Задание 2. Работа с выбросами
В выбранных числовых столбцах найти выбросы, выдвинуть гипотезы об их причинах и проинтерпретировать результаты. Принять и обосновать решение о дальнейшей работе с ними.

Задание 3. Работа с пропусками
Рассчитать количество пропусков для всех выбранных столбцов. Принять и обосновать решение о методе работы с пропусками по каждому столбцу, сформировать датафрейм, в котором пропуски будут отсутствовать.

In [46]:
import pandas as pd
import numpy as np

import warnings
warnings.simplefilter(action='ignore', category=FutureWarning)

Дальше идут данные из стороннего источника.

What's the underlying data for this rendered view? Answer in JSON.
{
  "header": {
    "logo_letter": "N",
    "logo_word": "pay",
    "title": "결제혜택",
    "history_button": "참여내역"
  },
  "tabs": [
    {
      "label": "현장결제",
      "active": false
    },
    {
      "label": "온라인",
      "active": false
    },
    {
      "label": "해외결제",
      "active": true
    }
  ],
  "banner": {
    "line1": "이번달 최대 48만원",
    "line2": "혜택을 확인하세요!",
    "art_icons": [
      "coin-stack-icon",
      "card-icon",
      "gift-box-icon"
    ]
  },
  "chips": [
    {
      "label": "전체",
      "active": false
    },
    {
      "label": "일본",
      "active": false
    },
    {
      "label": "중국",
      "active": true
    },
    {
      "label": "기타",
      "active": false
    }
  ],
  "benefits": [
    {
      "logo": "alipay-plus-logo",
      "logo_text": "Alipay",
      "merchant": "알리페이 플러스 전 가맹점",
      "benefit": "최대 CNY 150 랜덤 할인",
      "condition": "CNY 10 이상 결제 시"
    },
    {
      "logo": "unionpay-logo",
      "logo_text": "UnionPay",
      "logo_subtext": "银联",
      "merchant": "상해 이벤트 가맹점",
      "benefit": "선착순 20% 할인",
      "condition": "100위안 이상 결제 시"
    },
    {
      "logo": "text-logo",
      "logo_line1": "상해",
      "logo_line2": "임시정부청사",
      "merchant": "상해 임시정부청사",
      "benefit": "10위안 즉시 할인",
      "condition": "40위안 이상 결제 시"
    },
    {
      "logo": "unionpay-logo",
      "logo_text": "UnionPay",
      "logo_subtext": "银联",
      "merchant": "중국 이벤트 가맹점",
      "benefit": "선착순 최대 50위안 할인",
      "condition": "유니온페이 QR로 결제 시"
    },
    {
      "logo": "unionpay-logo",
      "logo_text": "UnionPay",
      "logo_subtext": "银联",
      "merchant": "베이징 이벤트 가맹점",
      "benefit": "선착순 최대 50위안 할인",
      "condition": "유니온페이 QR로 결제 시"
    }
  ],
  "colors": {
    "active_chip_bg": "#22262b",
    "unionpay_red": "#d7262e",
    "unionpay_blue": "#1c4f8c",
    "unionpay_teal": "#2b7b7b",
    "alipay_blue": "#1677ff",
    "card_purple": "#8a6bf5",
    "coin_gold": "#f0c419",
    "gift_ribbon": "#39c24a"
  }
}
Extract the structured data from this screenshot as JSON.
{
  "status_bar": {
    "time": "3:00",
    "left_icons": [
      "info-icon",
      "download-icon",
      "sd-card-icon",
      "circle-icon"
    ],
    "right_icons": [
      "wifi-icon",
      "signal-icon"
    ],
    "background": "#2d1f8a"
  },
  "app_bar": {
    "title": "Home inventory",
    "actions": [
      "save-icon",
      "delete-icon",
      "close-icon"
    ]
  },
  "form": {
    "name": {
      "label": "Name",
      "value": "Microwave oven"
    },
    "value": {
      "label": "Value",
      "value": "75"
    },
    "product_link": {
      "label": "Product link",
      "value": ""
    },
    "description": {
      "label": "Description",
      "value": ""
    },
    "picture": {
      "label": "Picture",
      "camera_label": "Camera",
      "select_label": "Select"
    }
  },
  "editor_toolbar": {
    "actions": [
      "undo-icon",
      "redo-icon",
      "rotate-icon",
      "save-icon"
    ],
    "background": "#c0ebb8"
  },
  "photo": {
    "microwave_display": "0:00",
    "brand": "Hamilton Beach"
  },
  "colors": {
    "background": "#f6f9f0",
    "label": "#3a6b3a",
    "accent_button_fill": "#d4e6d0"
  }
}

pd.options.mode.chained_assignment = None  # default='warn'

df = pd.read_csv("horse_data.csv", 
            na_values='?',
            names = [
                "surgery", 
                "age", 
                "hospital_number", 
                "rectal_temperature", 
                "pulse",
                "respiratory_rate",
                "temperature_of_extremities", 
                "peripheral_pulse",
                "mucous_membranes",
                "capillary_refill_time",
                "pain",
                "peristalsis",
                "abdominal_distension",
                "nasogastric_tube",
                "nasogastric_reflux",
                "nasogastric_reflux_PH",
                "rectal_examination_feces",
                "abdomen",
                "packed_cell_volume",
                "total_protein",
                "abdominocentesis_appearance",
                "abdomcentesis_total_protein",
                "outcome",
                "surgical_lesion",
                "lesion_1",
                "lesion_2",
                "lesion_3",
                "cp_data",
            ])

df.head()

Unnamed: 0,surgery,age,hospital_number,rectal_temperature,pulse,respiratory_rate,temperature_of_extremities,peripheral_pulse,mucous_membranes,capillary_refill_time,...,packed_cell_volume,total_protein,abdominocentesis_appearance,abdomcentesis_total_protein,outcome,surgical_lesion,lesion_1,lesion_2,lesion_3,cp_data
0,2.0,1,530101,38.5,66.0,28.0,3.0,3.0,,2.0,...,45.0,8.4,,,2.0,2,11300,0,0,2
1,1.0,1,534817,39.2,88.0,20.0,,,4.0,1.0,...,50.0,85.0,2.0,2.0,3.0,2,2208,0,0,2
2,2.0,1,530334,38.3,40.0,24.0,1.0,1.0,3.0,1.0,...,33.0,6.7,,,1.0,2,0,0,0,1
3,1.0,9,5290409,39.1,164.0,84.0,4.0,1.0,6.0,2.0,...,48.0,7.2,3.0,5.3,2.0,1,2208,0,0,1
4,2.0,1,530255,37.3,104.0,35.0,,,6.0,2.0,...,74.0,7.4,,,2.0,2,4300,0,0,2


In [47]:
# пропуски - %
for column in df.columns:
    res = df[column].isnull().mean()
    print(f'{column} - {res : 0.1%}')

surgery -  0.3%
age -  0.0%
hospital_number -  0.0%
rectal_temperature -  20.0%
pulse -  8.0%
respiratory_rate -  19.3%
temperature_of_extremities -  18.7%
peripheral_pulse -  23.0%
mucous_membranes -  15.7%
capillary_refill_time -  10.7%
pain -  18.3%
peristalsis -  14.7%
abdominal_distension -  18.7%
nasogastric_tube -  34.7%
nasogastric_reflux -  35.3%
nasogastric_reflux_PH -  82.3%
rectal_examination_feces -  34.0%
abdomen -  39.3%
packed_cell_volume -  9.7%
total_protein -  11.0%
abdominocentesis_appearance -  55.0%
abdomcentesis_total_protein -  66.0%
outcome -  0.3%
surgical_lesion -  0.0%
lesion_1 -  0.0%
lesion_2 -  0.0%
lesion_3 -  0.0%
cp_data -  0.0%


In [48]:
#базовые метрики для количественных значений
df[['rectal_temperature', 'pulse', 'respiratory_rate']].describe()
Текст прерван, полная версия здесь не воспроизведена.